NPS Pharmaceuticals 8-K 2007
SECURITIES AND EXCHANGE COMMISSION
Washington, D.C. 20549
Pursuant to Section 13 or 15(d) of the Securities Exchange Act of 1934
July 2, 2007
Date of Report (Date of earliest event reported)
NPS PHARMACEUTICALS, INC.
(Exact name of registrant as specified in its charter)
383 Colorow Drive
Salt Lake City, Utah 84108
(Address of principal executive offices)
(Registrants telephone number, including area code)
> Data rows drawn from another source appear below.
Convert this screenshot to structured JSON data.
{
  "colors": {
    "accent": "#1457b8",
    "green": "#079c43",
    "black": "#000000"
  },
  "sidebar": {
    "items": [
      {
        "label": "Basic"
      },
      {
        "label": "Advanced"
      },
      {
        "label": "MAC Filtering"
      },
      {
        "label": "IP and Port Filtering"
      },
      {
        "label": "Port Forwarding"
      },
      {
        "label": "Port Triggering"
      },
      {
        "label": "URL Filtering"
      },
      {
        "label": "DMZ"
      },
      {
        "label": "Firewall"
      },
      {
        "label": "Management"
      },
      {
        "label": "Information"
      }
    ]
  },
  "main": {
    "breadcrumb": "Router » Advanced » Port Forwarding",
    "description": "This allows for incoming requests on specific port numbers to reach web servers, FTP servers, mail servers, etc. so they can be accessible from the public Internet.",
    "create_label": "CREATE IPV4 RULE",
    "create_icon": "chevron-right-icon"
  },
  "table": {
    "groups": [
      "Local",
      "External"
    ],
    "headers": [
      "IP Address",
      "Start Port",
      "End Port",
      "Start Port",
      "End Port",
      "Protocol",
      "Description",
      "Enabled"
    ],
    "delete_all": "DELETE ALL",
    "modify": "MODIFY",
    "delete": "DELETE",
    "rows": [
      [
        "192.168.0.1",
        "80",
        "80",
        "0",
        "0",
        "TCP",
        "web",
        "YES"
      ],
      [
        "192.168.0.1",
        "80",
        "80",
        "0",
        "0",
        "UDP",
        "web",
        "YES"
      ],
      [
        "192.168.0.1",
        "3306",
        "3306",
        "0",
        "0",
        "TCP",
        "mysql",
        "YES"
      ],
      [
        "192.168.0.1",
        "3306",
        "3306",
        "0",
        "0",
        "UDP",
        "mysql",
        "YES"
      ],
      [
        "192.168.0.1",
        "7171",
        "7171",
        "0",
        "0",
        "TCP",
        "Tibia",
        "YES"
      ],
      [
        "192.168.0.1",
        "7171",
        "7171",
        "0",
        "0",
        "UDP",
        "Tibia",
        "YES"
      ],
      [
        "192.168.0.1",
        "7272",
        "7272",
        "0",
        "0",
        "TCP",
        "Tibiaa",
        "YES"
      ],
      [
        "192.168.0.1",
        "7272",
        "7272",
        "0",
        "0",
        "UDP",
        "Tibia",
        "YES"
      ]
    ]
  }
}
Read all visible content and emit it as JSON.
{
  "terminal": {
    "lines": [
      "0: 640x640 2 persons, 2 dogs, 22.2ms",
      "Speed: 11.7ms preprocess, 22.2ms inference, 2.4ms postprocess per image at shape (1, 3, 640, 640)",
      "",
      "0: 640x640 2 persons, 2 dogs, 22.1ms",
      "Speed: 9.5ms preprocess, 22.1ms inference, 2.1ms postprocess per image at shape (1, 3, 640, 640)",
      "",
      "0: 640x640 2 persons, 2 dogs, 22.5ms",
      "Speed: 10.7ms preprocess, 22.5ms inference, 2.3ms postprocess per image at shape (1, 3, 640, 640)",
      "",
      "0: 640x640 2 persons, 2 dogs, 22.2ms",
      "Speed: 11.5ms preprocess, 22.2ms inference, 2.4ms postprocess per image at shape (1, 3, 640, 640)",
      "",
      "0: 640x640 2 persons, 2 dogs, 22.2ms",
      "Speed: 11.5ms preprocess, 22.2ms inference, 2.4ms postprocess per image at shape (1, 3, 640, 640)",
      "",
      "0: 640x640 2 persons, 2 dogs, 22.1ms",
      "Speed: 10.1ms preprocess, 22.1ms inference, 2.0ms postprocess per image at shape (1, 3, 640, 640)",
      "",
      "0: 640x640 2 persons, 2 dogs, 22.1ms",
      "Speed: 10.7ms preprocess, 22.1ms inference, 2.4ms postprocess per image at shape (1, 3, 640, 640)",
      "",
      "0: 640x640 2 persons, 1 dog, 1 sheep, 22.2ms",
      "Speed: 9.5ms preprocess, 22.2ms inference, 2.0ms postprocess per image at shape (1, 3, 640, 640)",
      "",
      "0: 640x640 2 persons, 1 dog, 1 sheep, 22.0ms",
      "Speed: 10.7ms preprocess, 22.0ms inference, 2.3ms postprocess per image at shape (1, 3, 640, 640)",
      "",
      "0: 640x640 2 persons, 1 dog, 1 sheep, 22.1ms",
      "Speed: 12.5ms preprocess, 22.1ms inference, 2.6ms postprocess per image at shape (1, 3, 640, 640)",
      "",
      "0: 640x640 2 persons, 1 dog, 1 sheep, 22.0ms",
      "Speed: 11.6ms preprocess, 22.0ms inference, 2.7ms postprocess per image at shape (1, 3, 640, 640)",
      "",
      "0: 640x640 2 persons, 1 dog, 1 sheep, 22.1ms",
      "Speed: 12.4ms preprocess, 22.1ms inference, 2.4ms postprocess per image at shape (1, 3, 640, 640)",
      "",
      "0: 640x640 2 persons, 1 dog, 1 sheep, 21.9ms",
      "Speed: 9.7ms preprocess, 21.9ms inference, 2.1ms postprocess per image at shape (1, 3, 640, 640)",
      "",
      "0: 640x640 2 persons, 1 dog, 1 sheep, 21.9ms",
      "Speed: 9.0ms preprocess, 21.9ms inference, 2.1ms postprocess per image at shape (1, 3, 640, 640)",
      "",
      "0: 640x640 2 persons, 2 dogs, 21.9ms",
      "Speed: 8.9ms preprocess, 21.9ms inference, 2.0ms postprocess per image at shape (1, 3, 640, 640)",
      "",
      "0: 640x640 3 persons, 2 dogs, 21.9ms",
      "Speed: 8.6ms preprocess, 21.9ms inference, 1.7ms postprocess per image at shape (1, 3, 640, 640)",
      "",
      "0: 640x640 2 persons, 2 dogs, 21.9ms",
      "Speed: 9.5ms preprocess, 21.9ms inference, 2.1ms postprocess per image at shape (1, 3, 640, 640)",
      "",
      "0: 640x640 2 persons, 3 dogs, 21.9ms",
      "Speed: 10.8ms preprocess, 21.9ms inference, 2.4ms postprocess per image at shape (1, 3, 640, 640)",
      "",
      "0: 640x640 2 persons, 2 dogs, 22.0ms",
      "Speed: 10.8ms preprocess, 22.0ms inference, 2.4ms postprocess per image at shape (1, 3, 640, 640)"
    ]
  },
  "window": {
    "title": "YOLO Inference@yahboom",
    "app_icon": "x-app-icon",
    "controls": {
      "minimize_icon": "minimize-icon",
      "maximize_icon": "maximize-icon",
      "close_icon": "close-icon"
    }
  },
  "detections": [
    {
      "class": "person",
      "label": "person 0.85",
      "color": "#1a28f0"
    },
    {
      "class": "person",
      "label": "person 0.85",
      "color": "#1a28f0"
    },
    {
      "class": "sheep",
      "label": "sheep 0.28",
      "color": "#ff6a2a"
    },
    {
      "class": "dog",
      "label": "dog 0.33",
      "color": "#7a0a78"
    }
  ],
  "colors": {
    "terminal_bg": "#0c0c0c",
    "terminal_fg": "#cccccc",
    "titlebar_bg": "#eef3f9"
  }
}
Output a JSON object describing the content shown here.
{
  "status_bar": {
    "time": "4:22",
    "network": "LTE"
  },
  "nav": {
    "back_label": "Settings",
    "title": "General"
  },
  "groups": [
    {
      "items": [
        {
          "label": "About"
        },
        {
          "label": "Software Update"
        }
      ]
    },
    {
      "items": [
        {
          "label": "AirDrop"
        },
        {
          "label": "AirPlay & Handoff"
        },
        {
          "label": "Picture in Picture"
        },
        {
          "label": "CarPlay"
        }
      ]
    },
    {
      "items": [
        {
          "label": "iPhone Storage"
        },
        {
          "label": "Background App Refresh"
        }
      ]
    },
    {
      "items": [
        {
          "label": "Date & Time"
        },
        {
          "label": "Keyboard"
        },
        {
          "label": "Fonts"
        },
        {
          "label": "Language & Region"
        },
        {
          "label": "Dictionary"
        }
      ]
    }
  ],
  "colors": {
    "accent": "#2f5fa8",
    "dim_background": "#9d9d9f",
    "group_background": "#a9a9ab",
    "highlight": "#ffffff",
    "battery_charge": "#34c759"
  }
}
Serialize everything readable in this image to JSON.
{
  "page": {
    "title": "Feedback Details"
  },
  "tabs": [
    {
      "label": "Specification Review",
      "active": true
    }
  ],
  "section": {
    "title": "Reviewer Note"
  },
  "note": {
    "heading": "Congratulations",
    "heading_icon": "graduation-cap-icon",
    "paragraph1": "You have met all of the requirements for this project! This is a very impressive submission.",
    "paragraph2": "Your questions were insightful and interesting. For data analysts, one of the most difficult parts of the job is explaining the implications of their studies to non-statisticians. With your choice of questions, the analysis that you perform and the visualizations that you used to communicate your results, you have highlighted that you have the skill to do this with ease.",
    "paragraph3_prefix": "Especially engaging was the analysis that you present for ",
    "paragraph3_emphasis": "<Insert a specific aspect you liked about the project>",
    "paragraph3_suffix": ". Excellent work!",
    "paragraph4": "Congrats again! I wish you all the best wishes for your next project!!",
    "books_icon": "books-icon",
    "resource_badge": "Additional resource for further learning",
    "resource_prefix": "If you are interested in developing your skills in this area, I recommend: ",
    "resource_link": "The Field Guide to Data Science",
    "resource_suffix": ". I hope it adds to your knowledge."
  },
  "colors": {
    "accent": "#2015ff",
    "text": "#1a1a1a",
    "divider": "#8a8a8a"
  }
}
Check the appropriate box below if the Form 8-K filing is intended to simultaneously satisfy the filing obligation of the registrant under any of the following provisions:
On July 2, 2007, NPS Pharmaceuticals and Nycomed Danmark ApS, NPS partner for European commercialization of Preotact®, entered into a License Agreement which is intended to (i) expand the territory originally licensed to Nycomed under the Distribution and License Agreement entered into by the parties in April 2004, which we refer to as the 2004 License Agreement, and (ii) amend certain rights and responsibilities of NPS and Nycomed, which were originally set forth in 2004 License Agreement. We refer to the new License Agreement in this report as the Agreement.
Under the Agreement, we grant to Nycomed the exclusive right to commercialize Preotact® in all non-U.S. territories, excluding Japan and Israel. The Agreement provides that upon regulatory approval of Preos in the U.S., Nycomeds licensed rights in Canada and Mexico will revert back to NPS or its licensee for commercialization in the U.S. The Agreement contains milestone and royalty payment obligations which are identical to those under the 2004 License Agreement. Under the Agreement, Nycomed is only required to pay NPS royalties on product sales in the original territory under the 2004 License Agreement, which consists of all countries in the European Union, the Common Wealth of Independent States and Turkey. The Agreement provides for the assumption by Nycomed of (i) NPS manufacturing and supply obligations under the 2004 License Agreement for drug product and the pen injection device, and (ii) NPS patent prosecution and maintenance obligations under the 2004 License Agreement. The Agreement provides that Nycomed has until September 1, 2007 to notify NPS of its intent to assume all manufacturing and supply obligations for Preotact® in the territory. If Nycomed notifies NPS of its intent to assume such manufacturing and supply obligations by September 1, 2007, the license grant to Nycomed for the new territories under the Agreement will become permanent. If Nycomed fails to notify NPS of its intent to assume such manufacturing and supply obligations by September 1, 2007, the Agreement and the new license grants thereunder, with the exception of the license grant for Brazil, will terminate and the 2004 License Agreement will again become the operative license agreement between the parties. As part of the manufacturing transfer, Nycomed will pay NPS $11 million for a significant portion of the existing bulk drug supply. The Agreement contains other representations, warranties, covenants and indemnification obligations which are substantially similar to those in the 2004 License Agreement and customary for a transaction of this nature.
The foregoing summary does not purport to be complete and is qualified in its entirety by reference to the License Agreement and the exhibits thereto, which will be attached to our periodic reports we file with the SEC.
On July 9, 2007, NPS Pharmaceuticals issued the press release attached to this report as Exhibit 99.1, the contents of which are incorporated herein by this reference.
Pursuant to the requirements of the Securities Exchange Act of 1934, the Registrant has duly caused this report to be signed on its behalf by the undersigned hereunto duly authorized.